Nel 2015 si conferma il trend generale che vede gli ingressi totali in calo, in parte per via della sentenza Cedu nel caso Torreggiani che ha spinto verso politiche carcerarie più ‘leggere’, in parte perché “trainati” verso il basso dal calo degli ingressi per violazione della normativa antidroga, a sua volta tra i primi effetti della sentenza di incostituzionalità della più aggressiva legge Fini-Giovanardi.
Dati che mostrano come “la legge sulla droga ‘guida’ i processi di carcerizzazione in Italia: quando la tendenza è all’incremento, è la legge sulla droga che guida la volata; quando la tendenza è al decremento, è sempre la legge sulla droga che mette il freno. Se tra il 2008 e il 2015 gli ingressi in carcere sono diminuiti del 50,62%, quelli per il solo reato di detenzione e spaccio di sostanze stupefacenti sono diminuiti del 57,44%. Ancora una volta si dimostra che le politiche proibizioniste in materia di droghe sono il principale ferro del mestiere nelle mani dell’apparato penale e di polizia per assecondare le spinte alla criminalizzazione delle fasce marginali della società”.
Ciò risulta ancora più evidente se si guardano i dati sulle presenze in carcere: dal 2006 al 2015 il numero di ristretti per violazione della normativa anti droga non è mai sceso sotto il 32% dei carcerati totali. In altri termini, circa un terzo dei detenuti in Italia è costituito da persone imputate o condannate non per appartenenza a un’associazione dedita al narcotraffico, ma ancora e sempre ‘pesci piccoli’.
Eppure, nonostante una legge repressiva, nonostante gli spacciatori ‘al minuto’ finiscano in carcere, oggi più di ieri è facilissimo per chiunque trovare e comprare la droga per strada (e non solo): dato reso ancora più evidente dal fatto che il consumo è perfino aumentato tra i giovani (15-19 anni) negli ultimi anni, come testimoniano le rilevazioni ESPAD®Italia, European School Survey Project on Alcohol and Other Drugs.
Sono tutte evidenze empiriche del fatto che la war on drugs basata su un proibizionismo spinto non funziona, e mostrano come sia necessario un cambio di prospettiva, a partire dalla regolamentazione dei cannabinoidi, il cui tentativo di repressione, come abbiamo visto, occupa un’enorme quantità di risorse del nostro sistema penale.

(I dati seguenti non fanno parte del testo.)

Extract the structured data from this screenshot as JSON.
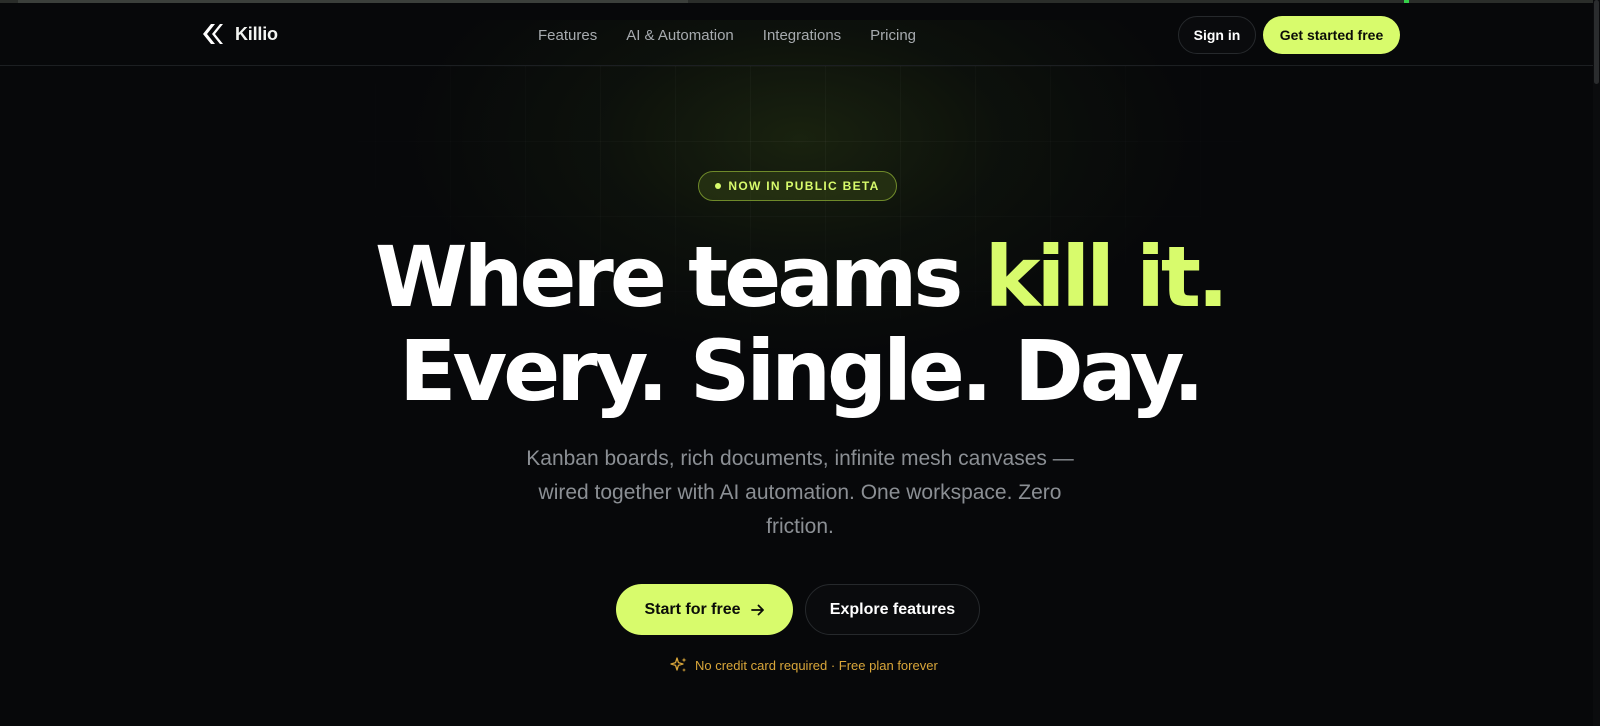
{
  "header": {
    "brand": "Killio",
    "nav": [
      "Features",
      "AI & Automation",
      "Integrations",
      "Pricing"
    ],
    "sign_in_label": "Sign in",
    "get_started_label": "Get started free"
  },
  "hero": {
    "badge": "NOW IN PUBLIC BETA",
    "headline_line1": "Where teams ",
    "headline_accent": "kill it.",
    "headline_line2": "Every. Single. Day.",
    "subtitle": "Kanban boards, rich documents, infinite mesh canvases — wired together with AI automation. One workspace. Zero friction.",
    "primary_cta": "Start for free",
    "secondary_cta": "Explore features",
    "note": "No credit card required · Free plan forever"
  },
  "icons": {
    "logo": "killio-chevrons-logo-icon",
    "arrow": "arrow-right-icon",
    "sparkle": "sparkles-icon"
  },
  "colors": {
    "background": "#07080a",
    "accent": "#d8fb6c",
    "muted_text": "#8b8f94",
    "note_text": "#d9a63a"
  }
}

Ben vengano allora i tentativi di far emergere il mercato nero - che di fatto è già libero - e regolamentarlo, strappandolo dalle mani delle mafie e dei narcotrafficanti, evitando la criminalizzazione sociale del consumo e permettendo così di alleggerire il carico penale del nostro sistema giudiziario, ri-orientando il police work, indirizzato non più verso una guerra da combattere nei ‘territori occupati’ dello spaccio, ma verso il controllo diffuso della legalità.
L’intergruppo parlamentare ha già elaborato una proposta di legge e un’altra arriverà probabilmente dal basso con la legge di iniziativa popolare della campagna “Legalizziamo!”, che sostiene l’iniziativa dell’intergruppo ma si spinge un po’ più in là in senso libertario. Quale sia il sistema più adatto è una scelta di tipo politico, ed è lì che la guerra può finire con una vittoria. Parafrasando la citazione iniziale: This drug thing, this ain't police work, it’s policy work.